Guessing that it might not be quite as accommodating as the Lincs bird, which required a macro lens at times, I armed myself with the longest I had and went for a short walk. Lots of other people had had the same idea, the number of people who have large cameras never ceases to amaze me and the path at Burnham Norton resembled Silverstone. I still found a space in exactly the right spot for the bird's routine, which was to fly in, perch on a post, swoop to the ground for a mealworm and then eat it on a convenient bramble. What a little stunner!




Sunday, 5 October 2014

What was I thinking?

I had a minor fit today, and ended up at Dungeness. I'm going to see a specialist tomorrow, and expect to be declared clinically insane. That said, I can see the attraction, as Dungeness isn't really about Gulls at all. It's about a fat breakfast, and then sitting around in comfy chairs for the rest of the day talking rubbish.

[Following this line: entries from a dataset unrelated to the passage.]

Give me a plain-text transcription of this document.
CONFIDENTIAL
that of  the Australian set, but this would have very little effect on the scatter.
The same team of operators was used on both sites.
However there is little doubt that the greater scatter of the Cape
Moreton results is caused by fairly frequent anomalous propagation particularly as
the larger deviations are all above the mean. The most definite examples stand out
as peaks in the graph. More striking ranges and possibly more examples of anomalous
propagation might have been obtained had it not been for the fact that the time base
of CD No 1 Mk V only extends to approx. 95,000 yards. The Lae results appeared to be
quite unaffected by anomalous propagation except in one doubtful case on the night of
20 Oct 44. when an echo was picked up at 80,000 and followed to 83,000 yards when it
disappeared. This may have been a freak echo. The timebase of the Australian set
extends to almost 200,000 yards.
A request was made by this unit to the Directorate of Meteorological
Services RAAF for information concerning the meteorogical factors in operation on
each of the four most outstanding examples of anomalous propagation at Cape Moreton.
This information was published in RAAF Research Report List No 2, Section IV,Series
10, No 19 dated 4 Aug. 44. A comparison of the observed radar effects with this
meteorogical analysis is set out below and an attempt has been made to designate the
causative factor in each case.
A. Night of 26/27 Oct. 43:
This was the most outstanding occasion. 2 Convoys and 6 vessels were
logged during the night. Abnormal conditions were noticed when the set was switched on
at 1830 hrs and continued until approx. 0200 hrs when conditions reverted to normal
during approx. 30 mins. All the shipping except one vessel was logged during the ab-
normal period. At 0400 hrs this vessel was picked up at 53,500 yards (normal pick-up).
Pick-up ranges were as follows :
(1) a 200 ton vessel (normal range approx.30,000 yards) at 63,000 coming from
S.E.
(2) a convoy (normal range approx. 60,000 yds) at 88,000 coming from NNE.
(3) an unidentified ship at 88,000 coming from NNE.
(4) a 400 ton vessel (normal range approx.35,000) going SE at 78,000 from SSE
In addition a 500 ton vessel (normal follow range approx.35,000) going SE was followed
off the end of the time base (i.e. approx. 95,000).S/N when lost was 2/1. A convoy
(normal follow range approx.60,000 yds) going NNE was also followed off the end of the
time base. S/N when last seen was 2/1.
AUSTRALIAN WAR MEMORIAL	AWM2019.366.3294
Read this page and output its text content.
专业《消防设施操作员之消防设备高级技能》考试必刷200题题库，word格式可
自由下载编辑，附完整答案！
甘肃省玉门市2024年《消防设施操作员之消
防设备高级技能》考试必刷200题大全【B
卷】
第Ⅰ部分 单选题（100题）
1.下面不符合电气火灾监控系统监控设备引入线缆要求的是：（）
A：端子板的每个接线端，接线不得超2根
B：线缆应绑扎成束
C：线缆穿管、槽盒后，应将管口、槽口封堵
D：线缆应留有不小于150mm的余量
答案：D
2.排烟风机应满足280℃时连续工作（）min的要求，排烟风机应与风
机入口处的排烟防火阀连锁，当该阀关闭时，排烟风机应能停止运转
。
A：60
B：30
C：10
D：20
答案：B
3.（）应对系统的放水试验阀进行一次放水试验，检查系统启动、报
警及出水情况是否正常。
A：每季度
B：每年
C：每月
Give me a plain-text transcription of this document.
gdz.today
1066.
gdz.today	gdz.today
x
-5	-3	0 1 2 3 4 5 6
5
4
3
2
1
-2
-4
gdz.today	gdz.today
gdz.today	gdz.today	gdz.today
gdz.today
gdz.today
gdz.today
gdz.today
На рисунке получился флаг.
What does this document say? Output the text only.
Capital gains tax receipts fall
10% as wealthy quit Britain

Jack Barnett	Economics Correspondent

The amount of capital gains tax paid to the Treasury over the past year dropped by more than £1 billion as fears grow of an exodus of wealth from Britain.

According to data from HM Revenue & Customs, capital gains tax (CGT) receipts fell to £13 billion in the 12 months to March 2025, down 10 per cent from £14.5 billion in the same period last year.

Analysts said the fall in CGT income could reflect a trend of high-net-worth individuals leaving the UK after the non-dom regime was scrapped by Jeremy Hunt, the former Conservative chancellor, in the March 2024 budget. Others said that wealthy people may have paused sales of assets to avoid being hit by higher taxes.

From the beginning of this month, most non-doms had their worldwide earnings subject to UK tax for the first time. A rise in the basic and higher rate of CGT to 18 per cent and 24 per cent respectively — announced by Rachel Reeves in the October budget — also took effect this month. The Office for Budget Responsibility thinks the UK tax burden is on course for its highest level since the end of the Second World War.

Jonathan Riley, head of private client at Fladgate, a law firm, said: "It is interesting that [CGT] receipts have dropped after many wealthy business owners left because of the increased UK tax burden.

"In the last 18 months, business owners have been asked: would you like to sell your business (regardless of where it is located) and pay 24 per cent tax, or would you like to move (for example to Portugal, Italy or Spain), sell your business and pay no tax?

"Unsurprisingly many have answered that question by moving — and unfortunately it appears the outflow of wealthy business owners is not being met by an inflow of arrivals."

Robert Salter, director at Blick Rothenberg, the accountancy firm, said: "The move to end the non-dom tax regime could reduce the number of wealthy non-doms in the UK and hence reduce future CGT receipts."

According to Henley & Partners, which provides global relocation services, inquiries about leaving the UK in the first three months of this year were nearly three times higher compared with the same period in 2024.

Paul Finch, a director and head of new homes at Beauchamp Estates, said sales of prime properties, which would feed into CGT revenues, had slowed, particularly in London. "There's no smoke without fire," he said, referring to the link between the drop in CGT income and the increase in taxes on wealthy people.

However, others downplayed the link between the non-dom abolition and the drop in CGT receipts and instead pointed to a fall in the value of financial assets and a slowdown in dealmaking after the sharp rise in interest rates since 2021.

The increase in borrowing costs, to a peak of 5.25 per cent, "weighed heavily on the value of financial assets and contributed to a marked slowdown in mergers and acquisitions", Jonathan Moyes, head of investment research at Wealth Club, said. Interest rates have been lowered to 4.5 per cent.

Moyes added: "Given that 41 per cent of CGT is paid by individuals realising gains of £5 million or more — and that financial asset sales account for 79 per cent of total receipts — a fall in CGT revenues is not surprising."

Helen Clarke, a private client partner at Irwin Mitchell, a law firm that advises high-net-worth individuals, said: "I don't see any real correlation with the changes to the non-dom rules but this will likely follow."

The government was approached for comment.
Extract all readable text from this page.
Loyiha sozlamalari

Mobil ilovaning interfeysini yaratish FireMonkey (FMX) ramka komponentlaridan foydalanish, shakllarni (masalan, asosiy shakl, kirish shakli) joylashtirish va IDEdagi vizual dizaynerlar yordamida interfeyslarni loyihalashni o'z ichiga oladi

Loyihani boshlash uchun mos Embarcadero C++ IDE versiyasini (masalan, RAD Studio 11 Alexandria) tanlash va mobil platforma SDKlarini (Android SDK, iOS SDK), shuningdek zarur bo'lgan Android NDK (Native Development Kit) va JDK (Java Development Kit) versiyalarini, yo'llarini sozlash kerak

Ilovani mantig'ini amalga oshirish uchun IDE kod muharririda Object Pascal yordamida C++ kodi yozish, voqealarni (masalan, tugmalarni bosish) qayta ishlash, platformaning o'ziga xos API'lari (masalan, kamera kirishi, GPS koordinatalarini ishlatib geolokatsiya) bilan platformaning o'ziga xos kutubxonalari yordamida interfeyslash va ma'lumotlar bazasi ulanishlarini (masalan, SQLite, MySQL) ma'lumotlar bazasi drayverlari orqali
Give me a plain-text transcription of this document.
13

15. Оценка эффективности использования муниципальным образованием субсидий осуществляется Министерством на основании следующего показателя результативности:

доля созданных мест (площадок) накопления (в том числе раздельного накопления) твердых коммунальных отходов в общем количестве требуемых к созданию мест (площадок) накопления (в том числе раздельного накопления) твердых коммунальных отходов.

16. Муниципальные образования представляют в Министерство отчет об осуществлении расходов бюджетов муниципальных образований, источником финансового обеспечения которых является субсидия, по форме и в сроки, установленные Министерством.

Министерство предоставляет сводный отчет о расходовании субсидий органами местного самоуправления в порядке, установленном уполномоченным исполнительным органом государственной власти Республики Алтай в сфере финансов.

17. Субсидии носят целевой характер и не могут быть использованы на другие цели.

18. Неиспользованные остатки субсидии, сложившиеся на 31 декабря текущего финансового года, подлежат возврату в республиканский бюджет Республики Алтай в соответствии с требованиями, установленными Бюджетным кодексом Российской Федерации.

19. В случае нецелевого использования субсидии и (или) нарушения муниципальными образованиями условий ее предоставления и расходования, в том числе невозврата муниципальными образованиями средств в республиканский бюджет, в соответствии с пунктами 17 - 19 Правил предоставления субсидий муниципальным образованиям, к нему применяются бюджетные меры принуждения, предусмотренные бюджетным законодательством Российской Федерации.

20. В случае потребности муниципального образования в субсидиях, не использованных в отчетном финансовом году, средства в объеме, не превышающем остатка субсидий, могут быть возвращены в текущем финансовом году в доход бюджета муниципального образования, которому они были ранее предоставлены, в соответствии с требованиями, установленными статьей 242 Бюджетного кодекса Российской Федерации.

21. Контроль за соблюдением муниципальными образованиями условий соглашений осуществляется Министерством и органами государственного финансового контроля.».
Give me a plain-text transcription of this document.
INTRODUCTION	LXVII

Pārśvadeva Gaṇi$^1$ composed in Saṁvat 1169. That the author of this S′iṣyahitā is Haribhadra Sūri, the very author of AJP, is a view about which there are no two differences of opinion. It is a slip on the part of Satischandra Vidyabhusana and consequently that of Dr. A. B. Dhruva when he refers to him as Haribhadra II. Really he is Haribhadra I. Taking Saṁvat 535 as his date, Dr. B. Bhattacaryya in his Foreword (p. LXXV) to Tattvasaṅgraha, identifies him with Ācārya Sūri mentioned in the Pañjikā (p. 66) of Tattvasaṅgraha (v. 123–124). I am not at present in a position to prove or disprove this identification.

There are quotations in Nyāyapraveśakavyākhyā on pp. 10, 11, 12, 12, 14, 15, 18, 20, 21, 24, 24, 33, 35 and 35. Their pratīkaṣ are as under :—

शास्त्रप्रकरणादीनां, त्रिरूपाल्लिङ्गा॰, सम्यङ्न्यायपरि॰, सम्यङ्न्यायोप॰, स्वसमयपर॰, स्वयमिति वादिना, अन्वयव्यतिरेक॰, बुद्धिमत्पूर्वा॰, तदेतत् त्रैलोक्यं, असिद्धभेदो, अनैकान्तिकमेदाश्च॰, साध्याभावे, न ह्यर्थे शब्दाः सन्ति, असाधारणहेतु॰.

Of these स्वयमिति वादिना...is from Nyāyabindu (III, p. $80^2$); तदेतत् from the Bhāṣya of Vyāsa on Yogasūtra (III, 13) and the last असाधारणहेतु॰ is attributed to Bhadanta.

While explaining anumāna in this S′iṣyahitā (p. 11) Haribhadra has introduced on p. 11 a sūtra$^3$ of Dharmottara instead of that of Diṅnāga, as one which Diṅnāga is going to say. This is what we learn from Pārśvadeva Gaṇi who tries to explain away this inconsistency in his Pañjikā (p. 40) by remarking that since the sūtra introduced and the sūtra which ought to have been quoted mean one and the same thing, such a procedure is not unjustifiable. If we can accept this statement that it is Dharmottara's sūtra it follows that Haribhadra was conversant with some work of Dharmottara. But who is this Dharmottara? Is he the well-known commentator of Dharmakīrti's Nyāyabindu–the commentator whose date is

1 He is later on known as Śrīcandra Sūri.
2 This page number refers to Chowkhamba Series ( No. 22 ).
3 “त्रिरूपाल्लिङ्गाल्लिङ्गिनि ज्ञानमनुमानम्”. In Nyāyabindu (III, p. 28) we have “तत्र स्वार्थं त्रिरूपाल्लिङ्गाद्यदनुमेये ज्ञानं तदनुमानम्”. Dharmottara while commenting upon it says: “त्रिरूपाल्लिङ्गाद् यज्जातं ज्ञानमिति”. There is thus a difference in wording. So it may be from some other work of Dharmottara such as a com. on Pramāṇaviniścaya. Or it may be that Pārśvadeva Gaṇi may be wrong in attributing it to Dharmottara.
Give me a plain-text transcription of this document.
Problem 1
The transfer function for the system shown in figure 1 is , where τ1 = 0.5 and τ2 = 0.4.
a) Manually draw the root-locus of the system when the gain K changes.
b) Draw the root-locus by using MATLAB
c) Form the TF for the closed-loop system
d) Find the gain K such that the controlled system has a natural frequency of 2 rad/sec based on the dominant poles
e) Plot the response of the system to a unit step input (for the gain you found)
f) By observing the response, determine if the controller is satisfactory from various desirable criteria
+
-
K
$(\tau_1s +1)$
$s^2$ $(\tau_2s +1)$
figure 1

I skipped the breakfast part (my body is a temple), and met the guys at the beach. Parking up, I lifted my camera off the back seat and headed off to the fishing boats. I'd got about half way there when I realised I was on my own, and looked back to find that Mick and Richard were still unloading the car. Oh My God. In my absence, Gull photography has reached a whole new level. It used to be a couple of loaves of bread, but no longer. The ante has been well and truly upped. Armchairs. Buckets of fish. Crates. 8m3 of popcorn, and enough bread to create a floating bridge to France. I watched, bemused - practically speechless in fact - as all of this was loaded onto a massive trolley (itself another new development) which was then hauled across the shingle and down to the shore. At the other end, it was all dutifully unpacked, carefully positioned, and then we all sat down, Mick having been kind enough to bring a third armchair for me. I hadn't realised, but Gull photography at Dungeness merely involves carting a shit-load of crap you don't need down the beach and then doing nothing.


A small proportion of the epic amount of necessary gear

A whole new level. LOWER.

After witnessing the above, a Gull vomits into a sick bucket
It was very pleasant, barring the stench of dead fish, guts, diseased lobsters and the aroma of stale cinema. The Gulls mimicked the photographers by sitting around doing jack all, and so both birds and bird-lovers had a glorious and very relaxing day in the warm sunshine. I did at least give the shutter a bit of a workout, as for quite a lot of the day the light was pretty easy. Highlights were a second year Caspian, which Rich B picked out way ahead of Mick - he really needs to up his game -  and a Dunlin which I missed even though it was there for an hour. I may have been asleep, I can't remember.







Caspo
Soporific is the best way to describe the day. Nothing happened at all. The most exciting part of the day was when I found a nearly round pebble. Whilst I had thought Mick and Richard were suffering from a bit of a lack of imagination, I now know that in fact that they have been very busy indeed. What used to be a bit of a joke, "Oh, Dunge again!", is now a quasi-military operation. Most amusingly, nobody had told the Gulls, and Mick didn't take a single photo all day - he needs help. I'm going to start a Just Giving page I reckon, see if we can raise enough money to send him to a clinic or something.